Frieda CoetzeePerforming toughness online: Frieda Coetzee of UCT argued that adolescent Capetonian users of the instant messaging platform MXit - particularly those living in areas with a powerful gang presence - often 'stagemanage' their online identities to correspond with "locally meaningful" ideas of power and toughness through nicknames, slogans, colours, emblems and lexical items. This occurs regardless of whether these online identities are 'authentic' or not.

Freestyle rapping, South African tsotsitaal and how language - both wittingly and unwittingly - speaks to one's socio-economic status were just some of the topics explored at a recent pioneering conference convened by UCT.

Thirty-five academics from 25 different institutions on three continents (Africa, Europe and North America) gathered to discuss some of the latest research in a growing field of interest at the African Urban and Youth Language Conference 2013. "Internationally, there has been a recent increase in interest in youth and urban language phenomena," says UCT's Dr Ellen Hurst, the conference's principal organiser. "Youth and urban languages are seen to be at the heart of language change in postmodern societies, and a feature of contemporary diversity in our cities."

Hurst, who lectures in UCT's Humanities Education Development Unit, suggested that Capetonian youths' use of tsotsitaal was often organised along gender lines and continued to be used as an 'anti-language', on the fringes of socially 'acceptable' tongues.

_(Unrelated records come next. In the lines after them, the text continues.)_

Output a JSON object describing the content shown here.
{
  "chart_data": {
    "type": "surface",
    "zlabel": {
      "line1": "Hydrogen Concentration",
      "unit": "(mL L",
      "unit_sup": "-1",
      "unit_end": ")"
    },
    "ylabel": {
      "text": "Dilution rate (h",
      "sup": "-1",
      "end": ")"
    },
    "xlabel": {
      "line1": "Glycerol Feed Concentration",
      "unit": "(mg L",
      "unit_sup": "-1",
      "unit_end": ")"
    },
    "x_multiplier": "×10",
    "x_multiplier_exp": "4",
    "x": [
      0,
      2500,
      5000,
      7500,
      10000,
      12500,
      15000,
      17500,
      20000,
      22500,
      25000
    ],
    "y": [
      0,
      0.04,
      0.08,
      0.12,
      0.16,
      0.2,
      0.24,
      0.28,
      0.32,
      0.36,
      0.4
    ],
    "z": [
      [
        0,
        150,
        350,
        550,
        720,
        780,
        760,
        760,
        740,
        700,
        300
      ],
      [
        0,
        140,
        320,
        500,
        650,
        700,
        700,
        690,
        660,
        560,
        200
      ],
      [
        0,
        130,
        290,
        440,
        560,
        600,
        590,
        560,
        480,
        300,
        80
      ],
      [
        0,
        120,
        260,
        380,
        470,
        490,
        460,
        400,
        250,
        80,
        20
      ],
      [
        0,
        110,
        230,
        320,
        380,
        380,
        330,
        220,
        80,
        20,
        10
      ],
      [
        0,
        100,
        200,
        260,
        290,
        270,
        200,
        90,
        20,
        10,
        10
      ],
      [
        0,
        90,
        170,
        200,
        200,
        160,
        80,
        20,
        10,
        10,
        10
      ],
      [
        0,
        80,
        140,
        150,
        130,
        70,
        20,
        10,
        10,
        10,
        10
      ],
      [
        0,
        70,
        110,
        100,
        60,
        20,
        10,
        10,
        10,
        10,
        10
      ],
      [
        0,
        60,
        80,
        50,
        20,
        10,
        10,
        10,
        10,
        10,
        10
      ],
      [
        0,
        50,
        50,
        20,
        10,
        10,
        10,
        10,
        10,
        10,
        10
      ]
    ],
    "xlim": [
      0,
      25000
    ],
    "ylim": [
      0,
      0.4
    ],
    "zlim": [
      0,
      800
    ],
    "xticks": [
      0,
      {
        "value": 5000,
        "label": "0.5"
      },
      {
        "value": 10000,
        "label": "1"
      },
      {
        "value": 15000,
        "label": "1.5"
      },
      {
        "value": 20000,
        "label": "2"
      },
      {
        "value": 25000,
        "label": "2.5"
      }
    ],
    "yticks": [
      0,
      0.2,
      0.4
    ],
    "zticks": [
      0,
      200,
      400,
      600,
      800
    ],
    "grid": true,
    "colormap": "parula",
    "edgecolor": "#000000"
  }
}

Hurst's research, which explored language use among two self-identifying communities in Cape Town townships (young men and young lesbian women), suggested - among other things - that lesbian speakers use tsotsitaal lexical items as part of their gender performance, but do not create them; that gender performances in peer groups are supported by the choice of lexical items; and that the identities being constructed in the female peer group, while 'streetwise', lean towards 'correct' or standard language.

A host of other topics were explored, many speaking to subculture language groups among urban youth and the relationship between language use and socio-economic contexts.

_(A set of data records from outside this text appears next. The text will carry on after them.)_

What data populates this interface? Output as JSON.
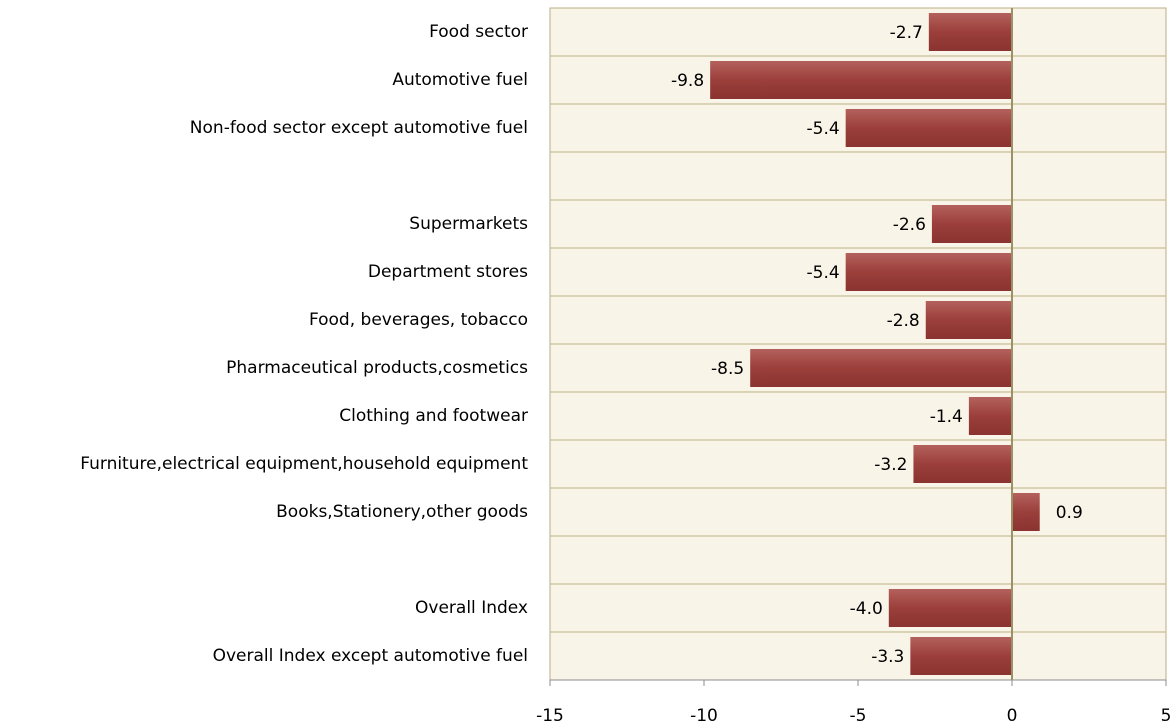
{
  "chart_data": {
    "type": "bar",
    "orientation": "horizontal",
    "categories": [
      "Food sector",
      "Automotive fuel",
      "Non-food sector except automotive fuel",
      null,
      "Supermarkets",
      "Department stores",
      "Food, beverages, tobacco",
      "Pharmaceutical products,cosmetics",
      "Clothing and footwear",
      "Furniture,electrical equipment,household equipment",
      "Books,Stationery,other goods",
      null,
      "Overall Index",
      "Overall Index except automotive fuel"
    ],
    "values": [
      -2.7,
      -9.8,
      -5.4,
      null,
      -2.6,
      -5.4,
      -2.8,
      -8.5,
      -1.4,
      -3.2,
      0.9,
      null,
      -4.0,
      -3.3
    ],
    "value_labels": [
      "-2.7",
      "-9.8",
      "-5.4",
      null,
      "-2.6",
      "-5.4",
      "-2.8",
      "-8.5",
      "-1.4",
      "-3.2",
      "0.9",
      null,
      "-4.0",
      "-3.3"
    ],
    "color": "#9b3f3b",
    "xlim": [
      -15,
      5
    ],
    "xticks": [
      -15,
      -10,
      -5,
      0,
      5
    ]
  }
}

From the slums of Addis Ababa comes a unique dialect used by impoverished local youth and frowned upon by some members of the upper crust of Ethiopian society. After spending time in the company of young slum-dwellers, or 'Arada' ('the smart'), Mehari Worku of Addis Ababa University studied this tongue, exposing its roots in languages such as Amharic - Ethiopia's official language - and Arabic. This argot, jealously guarded by its speakers, was developed largely to help these young people identify themselves as separate from a society that "distrusts them and that the Arada, in turn, mistrust", says Worku.

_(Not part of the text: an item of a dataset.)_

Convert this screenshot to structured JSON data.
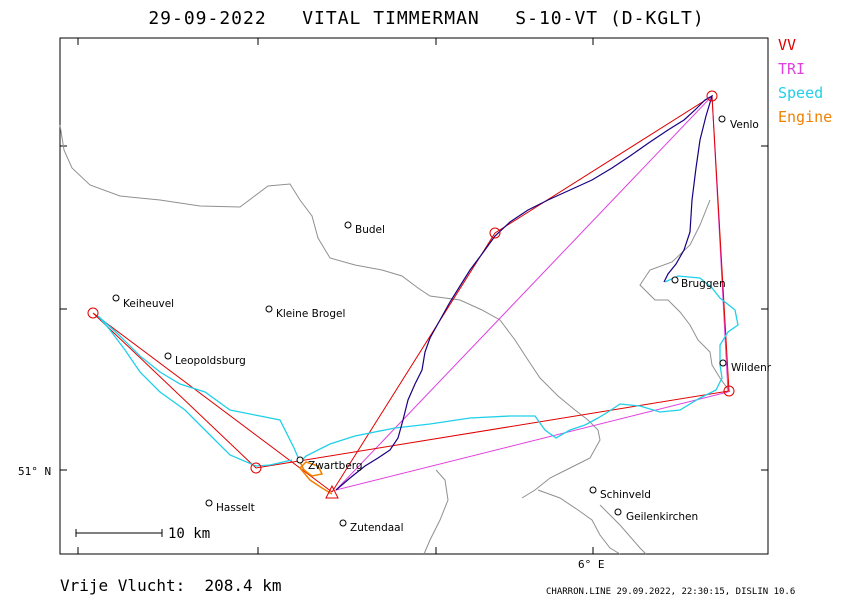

While this way of speaking is not considered a language on its own - the negative connotations are such that young people are sometimes reprimanded for using it - the Arada youths' tongue has already contributed expressions and words to the standard Amharic dictionary. The conference also featured a keynote address by Dr Peter Githinji of Ohio University and Dr H. Samy Alim of Stanford University, both speaking to the theme of marginalised languages used by urban youth.

Githinji explored a tongue used by young Kenyans that some see as a threat to 'mainstream' Kenyan culture. He suggested instead that Sheng, the urban vernacular currently in the 'dock', is not a threat at all. In fact, other languages could learn from Sheng's adaptive strategies in order to remain relevant in a "competitive linguistic market", said Githinji.

Alim continued the focus on urban subcultures which are sometimes looked down on by various sectors of society. Having studied myriad freestyle rap battles in Los Angeles, USA, Alim considered how understandings of 'blackness' and other social understandings were produced by MCs and audiences in these spaces. Alim demonstrated how performers attach new social meanings to race and ethnicity in verbal duels, and also showed how normative ideas of blackness were created and sometimes challenged by non-black MCs and audience members.

The conference was held at the Lady Hamilton Hotel in Cape Town, and was the first of its kind to focus on this particular range of topics.